On Jan. 7, 2010, a story begins to spread about Sarah Palin’s 19 year old daughter Bristol forming a public relations firm.  It appeared in traditional media, trade sites (http://www.bulldogreporter.com/ME2/Audiences/dirmod.asp?sid=&nm=&type=Publishing&mod=Publications%3A%3AArticle&mid=53D88D74A99849C185183B336A3F3B02&tier=4&id=7EB04417671A4C3FAA4988D823377F05&AudID=213D92F8BE0D4A1BB62EB3DF18FCCC68), and blogs.  One observer said she should be prepared because she grew up in a family that was using public relations http://www.prmuseum.com/bernays/bernays_1990.html.  That is a very weak argument.  If your parents were accountants, does that make you’re an accountant?  Bernays pointed is proved if a 19 year-old with no training in public relations can form a public relations firm.  Where is the check on quality?

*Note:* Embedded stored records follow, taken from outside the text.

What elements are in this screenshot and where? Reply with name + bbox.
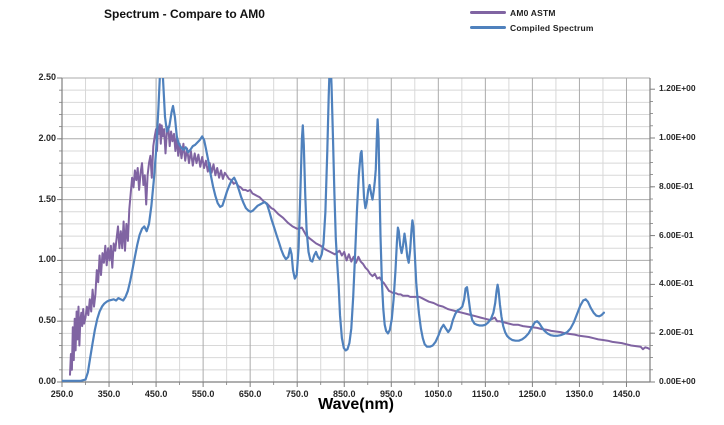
right-axis-tick-label: 1.00E+00 xyxy=(659,132,696,142)
x-axis-tick-label: 350.0 xyxy=(97,389,121,399)
left-axis-tick-label: 1.50 xyxy=(38,193,56,204)
compiled-spectrum-line xyxy=(62,78,606,382)
minor-gridlines xyxy=(62,78,650,382)
legend-line-sample xyxy=(470,26,506,29)
legend-line-sample xyxy=(470,11,506,14)
axes xyxy=(57,77,655,387)
left-axis-tick-label: 1.00 xyxy=(38,254,56,265)
x-axis-tick-label: 1450.0 xyxy=(612,389,641,399)
legend-entry-am0-astm: AM0 ASTM xyxy=(470,5,594,20)
x-axis-tick-label: 650.0 xyxy=(238,389,262,399)
left-axis-tick-label: 0.50 xyxy=(38,315,56,326)
x-axis-tick-label: 750.0 xyxy=(285,389,309,399)
x-axis-tick-label: 1250.0 xyxy=(518,389,547,399)
x-axis-tick-label: 450.0 xyxy=(144,389,168,399)
right-axis-tick-label: 1.20E+00 xyxy=(659,83,696,94)
x-axis-tick-label: 550.0 xyxy=(191,389,215,399)
left-axis-tick-label: 2.50 xyxy=(38,72,56,82)
x-axis-title: Wave(nm) xyxy=(318,396,394,413)
right-axis-tick-label: 6.00E-01 xyxy=(659,229,694,240)
left-axis-tick-label: 0.00 xyxy=(38,376,56,386)
right-axis-tick-label: 0.00E+00 xyxy=(659,376,696,386)
right-axis-tick-label: 8.00E-01 xyxy=(659,180,694,191)
legend: AM0 ASTM Compiled Spectrum xyxy=(470,5,594,35)
legend-label: Compiled Spectrum xyxy=(510,22,594,33)
left-axis-tick-label: 2.00 xyxy=(38,132,56,143)
right-axis-tick-label: 4.00E-01 xyxy=(659,278,694,289)
x-axis-tick-label: 1350.0 xyxy=(565,389,594,399)
x-axis-tick-label: 850.0 xyxy=(332,389,356,399)
legend-label: AM0 ASTM xyxy=(510,7,556,18)
right-axis-tick-label: 2.00E-01 xyxy=(659,327,694,338)
x-axis-tick-label: 1150.0 xyxy=(471,389,499,399)
x-axis-tick-label: 950.0 xyxy=(380,389,403,399)
chart-title: Spectrum - Compare to AM0 xyxy=(104,7,265,21)
legend-entry-compiled-spectrum: Compiled Spectrum xyxy=(470,20,594,35)
x-axis-tick-label: 1050.0 xyxy=(424,389,453,399)
x-axis-tick-label: 250.0 xyxy=(50,389,74,399)
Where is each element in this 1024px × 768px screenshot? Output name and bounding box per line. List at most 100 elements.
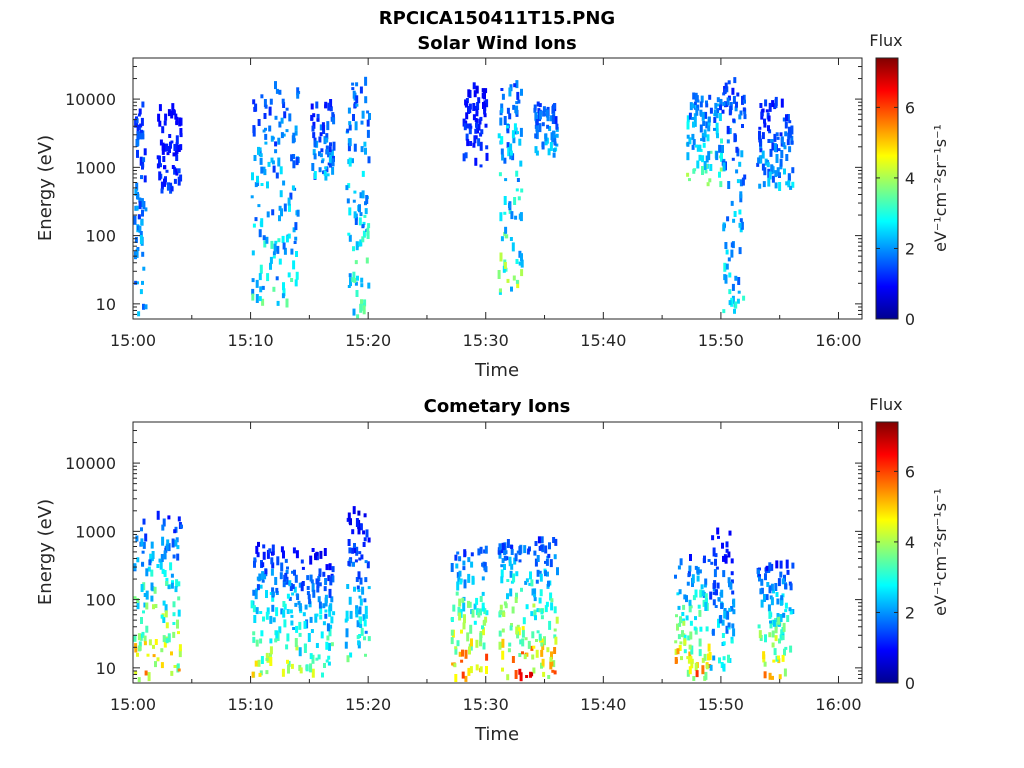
figure-title: RPCICA150411T15.PNG [379, 8, 615, 29]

Idea that the business is a public relations firm is implied in the documents filed by Palin.  Her attorney noted the BSMP LLC and is a single-member limited liability corporation includes lobbying, public relations, and political consulting.  Bristol Palin is an ambassador for the Candie’s Foundation, a pro-abstinence group.  It was observed that single-member limited liability corporations are used when a person starts receiving income from various sources because it offers tax advantages http://www.mediabistro.com/prnewser/media_people/bristol_palin_launching_pr_firm_147936.asp

So the business may never really be a public relations practice.  But still, it raises questions about how easy it is for anyone to call what they do public relations.  Those calling themselves public relations include company designed to be paid for editing Wikipedia content.  Public relations can be harmed when untrained practitioners inflict themselves on unknowing clients.

Question to Consider

  1.  What are the arguments against licensing of public relations practitioners?
  2. Why might accreditation be an effective alternative to licensing practitioners?
  3. What is needed to make accreditation more meaningful in public relations and business in general?
  4. Why is it dangerous to the public and the practice to have poorly trained individuals acting as public relations practitioners?
  5. What does PRSA recommend as the curriculum for a public relations major?
  6. How is this case an example of treating public relations as just publicity?